The Ukrainian insurance market could grow sevenfold following accession to the EU

Stanislav Sereda
Stanislav Sereda Journalist
The Ukrainian insurance market could grow sevenfold following accession to the EU
Insurance market
Following Ukraine’s accession to the European Union, this sector could become a multi-billion industry. The National Bank forecasts that the insurance market’s share of the country’s economy could rise from the current 1 per cent of GDP to 5–7 per cent.

This was stated by Andriy Pyshnyy, Governor of the National Bank of Ukraine, during the Conference on Ukraine’s Recovery in Gdańsk, according to Interfax-Ukraine.

According to him, the Ukrainian insurance sector has already undergone a major clean-up and transformation, and is now beginning to attract the attention of international investors.

If the NBU’s forecasts prove accurate, the insurance market could grow several-fold within the next five years alone.

Pyshnyy emphasises that this will require investment and further alignment of Ukrainian legislation with European standards.

“Today, there are all the right conditions for this, but once again, we need capital, we need investors, we need transparency, we need adaptation, and we need understanding,” the NBU Governor emphasised.

At the same time, he called on European partners to take a closer look at Ukrainian insurers.

According to the head of the NBU, companies that have managed to operate and meet their obligations during a full-scale war have already demonstrated their resilience and professionalism.

“I think that each of you, having worked throughout a full-scale war, will view this market in a completely different light. You will view competition, solidarity, capacity and capability in a completely different light,” noted Pyshnyy.

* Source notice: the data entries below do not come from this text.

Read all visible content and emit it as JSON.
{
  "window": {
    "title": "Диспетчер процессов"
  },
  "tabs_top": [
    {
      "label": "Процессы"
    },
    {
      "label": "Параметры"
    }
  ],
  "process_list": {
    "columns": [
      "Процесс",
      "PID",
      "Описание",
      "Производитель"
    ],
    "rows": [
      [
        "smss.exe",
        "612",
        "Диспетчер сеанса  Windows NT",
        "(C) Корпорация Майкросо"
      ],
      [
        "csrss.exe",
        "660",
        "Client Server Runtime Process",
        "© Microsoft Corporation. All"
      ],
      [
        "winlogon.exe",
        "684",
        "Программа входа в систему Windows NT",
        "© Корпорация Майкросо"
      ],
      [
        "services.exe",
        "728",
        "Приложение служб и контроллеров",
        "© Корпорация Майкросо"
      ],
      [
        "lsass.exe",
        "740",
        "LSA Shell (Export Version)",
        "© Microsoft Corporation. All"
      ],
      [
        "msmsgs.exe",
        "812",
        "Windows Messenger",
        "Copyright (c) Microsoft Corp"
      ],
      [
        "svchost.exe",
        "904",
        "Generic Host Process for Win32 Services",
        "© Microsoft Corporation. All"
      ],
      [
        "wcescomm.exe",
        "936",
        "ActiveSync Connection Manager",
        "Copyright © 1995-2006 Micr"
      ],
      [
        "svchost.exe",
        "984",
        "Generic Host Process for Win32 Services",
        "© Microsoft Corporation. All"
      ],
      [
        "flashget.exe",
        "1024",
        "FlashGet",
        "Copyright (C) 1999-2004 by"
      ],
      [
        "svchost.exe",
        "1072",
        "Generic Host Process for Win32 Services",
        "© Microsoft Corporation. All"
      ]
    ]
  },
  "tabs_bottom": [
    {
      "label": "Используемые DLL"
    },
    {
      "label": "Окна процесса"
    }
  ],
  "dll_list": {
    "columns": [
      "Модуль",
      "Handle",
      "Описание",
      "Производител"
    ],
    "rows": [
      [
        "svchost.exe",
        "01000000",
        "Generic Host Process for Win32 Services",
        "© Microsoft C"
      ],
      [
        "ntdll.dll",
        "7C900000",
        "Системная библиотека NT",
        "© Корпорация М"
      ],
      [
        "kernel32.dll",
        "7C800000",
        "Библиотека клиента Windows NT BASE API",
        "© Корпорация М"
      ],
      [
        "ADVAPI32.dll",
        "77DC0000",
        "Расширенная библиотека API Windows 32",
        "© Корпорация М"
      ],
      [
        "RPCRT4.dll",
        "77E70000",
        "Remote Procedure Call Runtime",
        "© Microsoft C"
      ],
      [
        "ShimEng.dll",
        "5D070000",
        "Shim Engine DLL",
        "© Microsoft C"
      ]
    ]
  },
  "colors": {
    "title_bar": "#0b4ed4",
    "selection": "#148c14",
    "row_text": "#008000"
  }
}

The National Bank notes that the Ukrainian insurance market is increasingly coming to the attention of international players.

According to Pyshnyy, investment deals are already taking place in the market, and further entries by foreign companies can be expected this year and next.

For the time being, foreign insurers cannot operate directly in Ukraine – to do so, they need to acquire local companies or set up a new legal entity – whilst the possibility of operating through representative offices will only arise once Ukraine joins the EU.

“Once we join the EU, we will certainly be obliged to open up the market to European players. But let’s take this step by step,” said the NBU governor.

Once Ukraine joins the EU, the rules will change: European companies will be able to operate through their representative offices, as is the case in the single European market.

The NBU compares the current reform of the insurance sector to the large-scale restructuring of the banking system following 2014.

The only difference is that the insurance market is undergoing its transformation much more smoothly – without bankruptcies, high-profile crises or public outcry.

According to the National Bank’s estimates, Ukraine’s banking sector already complies with European regulatory requirements to approximately 78 per cent. For the insurance market, this figure stands at around 55 per cent.

This is precisely why further European integration could become one of the most powerful drivers for the sector’s development.

As Pyshnyy pointed out, this is not just about insurance policies or claims payments. In most EU countries, insurance companies are among the largest institutional investors, channelling funds into infrastructure projects, business, housing construction and economic recovery.